Jasmine Crowe, the CEO and founder of Goodr, is a social entrepreneur with no tech background. Her team of five people is on track to hit 1 million pounds of food distributed in one year. Clients include Hartsfield-Jackson Atlanta International Airport, the Georgia World Congress Center, Turner Broadcasting and Ponce City Market.

Goodr charges customers a fee for its service, based on how much food the company is recovering and how often Goodr goes out to recover food.

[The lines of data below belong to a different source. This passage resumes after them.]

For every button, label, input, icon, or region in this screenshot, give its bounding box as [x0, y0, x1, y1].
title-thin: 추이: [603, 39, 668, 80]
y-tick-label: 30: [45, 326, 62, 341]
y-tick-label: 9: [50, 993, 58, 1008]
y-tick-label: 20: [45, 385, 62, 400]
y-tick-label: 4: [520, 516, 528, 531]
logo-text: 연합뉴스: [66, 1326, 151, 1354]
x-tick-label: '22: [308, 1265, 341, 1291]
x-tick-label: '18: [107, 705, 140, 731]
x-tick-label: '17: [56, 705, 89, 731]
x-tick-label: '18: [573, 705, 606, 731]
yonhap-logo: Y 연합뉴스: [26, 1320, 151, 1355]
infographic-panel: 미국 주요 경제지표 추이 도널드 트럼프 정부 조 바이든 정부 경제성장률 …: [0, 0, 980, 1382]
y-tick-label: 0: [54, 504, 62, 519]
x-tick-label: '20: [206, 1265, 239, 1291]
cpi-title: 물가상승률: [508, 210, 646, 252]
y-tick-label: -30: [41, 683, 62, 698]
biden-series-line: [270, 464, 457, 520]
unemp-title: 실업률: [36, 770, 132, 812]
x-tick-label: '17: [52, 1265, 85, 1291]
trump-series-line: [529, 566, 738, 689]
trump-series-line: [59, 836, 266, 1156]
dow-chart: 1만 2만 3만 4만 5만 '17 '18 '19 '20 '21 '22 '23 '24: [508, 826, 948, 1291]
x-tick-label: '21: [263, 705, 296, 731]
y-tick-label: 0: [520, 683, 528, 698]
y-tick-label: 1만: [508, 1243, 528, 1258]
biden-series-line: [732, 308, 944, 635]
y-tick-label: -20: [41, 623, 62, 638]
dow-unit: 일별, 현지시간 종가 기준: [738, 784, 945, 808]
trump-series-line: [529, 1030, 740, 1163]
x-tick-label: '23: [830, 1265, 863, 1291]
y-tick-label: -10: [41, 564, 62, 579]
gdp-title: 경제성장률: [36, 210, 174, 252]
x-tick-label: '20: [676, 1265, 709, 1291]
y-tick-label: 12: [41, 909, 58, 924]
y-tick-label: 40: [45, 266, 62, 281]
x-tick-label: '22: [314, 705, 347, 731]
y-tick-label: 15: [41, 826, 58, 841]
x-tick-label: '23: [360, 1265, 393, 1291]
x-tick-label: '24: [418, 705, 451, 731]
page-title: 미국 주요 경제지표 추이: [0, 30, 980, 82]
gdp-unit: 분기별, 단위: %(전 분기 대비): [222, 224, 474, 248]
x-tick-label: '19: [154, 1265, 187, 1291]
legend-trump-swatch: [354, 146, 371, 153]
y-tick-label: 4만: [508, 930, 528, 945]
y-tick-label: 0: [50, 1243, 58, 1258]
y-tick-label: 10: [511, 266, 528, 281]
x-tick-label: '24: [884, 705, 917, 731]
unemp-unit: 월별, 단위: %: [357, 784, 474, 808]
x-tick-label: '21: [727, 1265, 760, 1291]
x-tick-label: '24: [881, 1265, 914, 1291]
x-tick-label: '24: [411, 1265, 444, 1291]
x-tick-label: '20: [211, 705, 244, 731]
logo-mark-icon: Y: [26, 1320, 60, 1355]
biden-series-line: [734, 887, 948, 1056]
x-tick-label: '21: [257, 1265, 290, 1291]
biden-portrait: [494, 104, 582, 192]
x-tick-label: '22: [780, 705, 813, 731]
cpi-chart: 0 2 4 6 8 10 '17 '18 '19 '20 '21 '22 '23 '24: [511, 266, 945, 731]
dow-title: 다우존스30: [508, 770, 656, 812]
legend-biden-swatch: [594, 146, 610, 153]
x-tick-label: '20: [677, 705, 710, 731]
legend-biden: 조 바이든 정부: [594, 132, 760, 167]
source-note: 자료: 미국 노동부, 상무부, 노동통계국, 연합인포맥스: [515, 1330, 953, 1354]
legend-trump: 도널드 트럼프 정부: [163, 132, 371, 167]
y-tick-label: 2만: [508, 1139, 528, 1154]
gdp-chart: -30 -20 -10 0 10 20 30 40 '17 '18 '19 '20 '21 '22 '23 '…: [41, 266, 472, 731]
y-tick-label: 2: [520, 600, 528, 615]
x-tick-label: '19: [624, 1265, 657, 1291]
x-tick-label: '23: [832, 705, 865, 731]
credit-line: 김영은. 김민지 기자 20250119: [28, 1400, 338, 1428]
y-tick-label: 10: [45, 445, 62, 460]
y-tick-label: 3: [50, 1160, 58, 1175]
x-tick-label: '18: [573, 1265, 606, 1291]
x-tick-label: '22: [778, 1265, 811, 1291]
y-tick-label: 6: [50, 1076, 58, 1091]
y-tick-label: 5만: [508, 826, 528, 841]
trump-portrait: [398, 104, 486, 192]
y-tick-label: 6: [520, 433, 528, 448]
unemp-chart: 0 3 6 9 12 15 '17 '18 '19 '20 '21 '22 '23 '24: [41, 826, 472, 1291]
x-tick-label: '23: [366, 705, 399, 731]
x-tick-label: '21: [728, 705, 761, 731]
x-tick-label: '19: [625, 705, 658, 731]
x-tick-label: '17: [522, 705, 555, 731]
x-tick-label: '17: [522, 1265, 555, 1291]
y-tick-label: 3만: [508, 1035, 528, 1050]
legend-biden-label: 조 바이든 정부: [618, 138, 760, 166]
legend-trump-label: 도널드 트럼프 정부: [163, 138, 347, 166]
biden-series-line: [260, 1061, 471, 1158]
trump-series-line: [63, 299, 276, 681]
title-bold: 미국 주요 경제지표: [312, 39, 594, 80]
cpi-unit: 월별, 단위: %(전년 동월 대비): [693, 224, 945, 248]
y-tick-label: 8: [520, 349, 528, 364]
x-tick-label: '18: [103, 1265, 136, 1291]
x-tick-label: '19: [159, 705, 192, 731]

Goodr then distributes the food to organizations in the area that help the community and people who are food insecure. It’s a way for companies to support the communities around them, Crowe told Moguldom in an earlier report.

Goodr’s dashboard shows clients how much they’re saving in tax deductions from their donations.

“We see ourselves as a waste management company,” Crowe told Moguldom. “When an organization pays us to pick up their surplus, they get a tax benefit from it. So, for every dollar they spend with us, we save them $14.”

Goodr is looking to expand outside Atlanta, with pilot programs set to begin in test markets Chicago, Los Angeles and Raleigh within the next few months, Hypepotamus reported.

The company will be picking up food from MetLife Insurance in Raleigh, Chicago’s McCormick Place (the largest convention center in North America), and is meeting with city officials in LA to discuss a possible city-wide pilot.

Crowe wants to bring on board a chief technical officer and a sales team to scale the on-demand food-pickup service, adding a new offering that will license Goodr’s technology, which alerts pickup operators when food is ready to go and sends it where it is needed using a software-as-a-service model.

“Many companies, especially food distributors, already have donation programs in place but would use the technology to streamline the process, Crowe told Hypepotamus. They’re piloting it first with Campbell’s Soup Company and are in talks with other food brands.”

Crowe said Goodr is getting attention from all over the country.

“The inbound leads for Goodr are literally phenomenal,” she said. “We really know we found product-market fit at the exact right time.”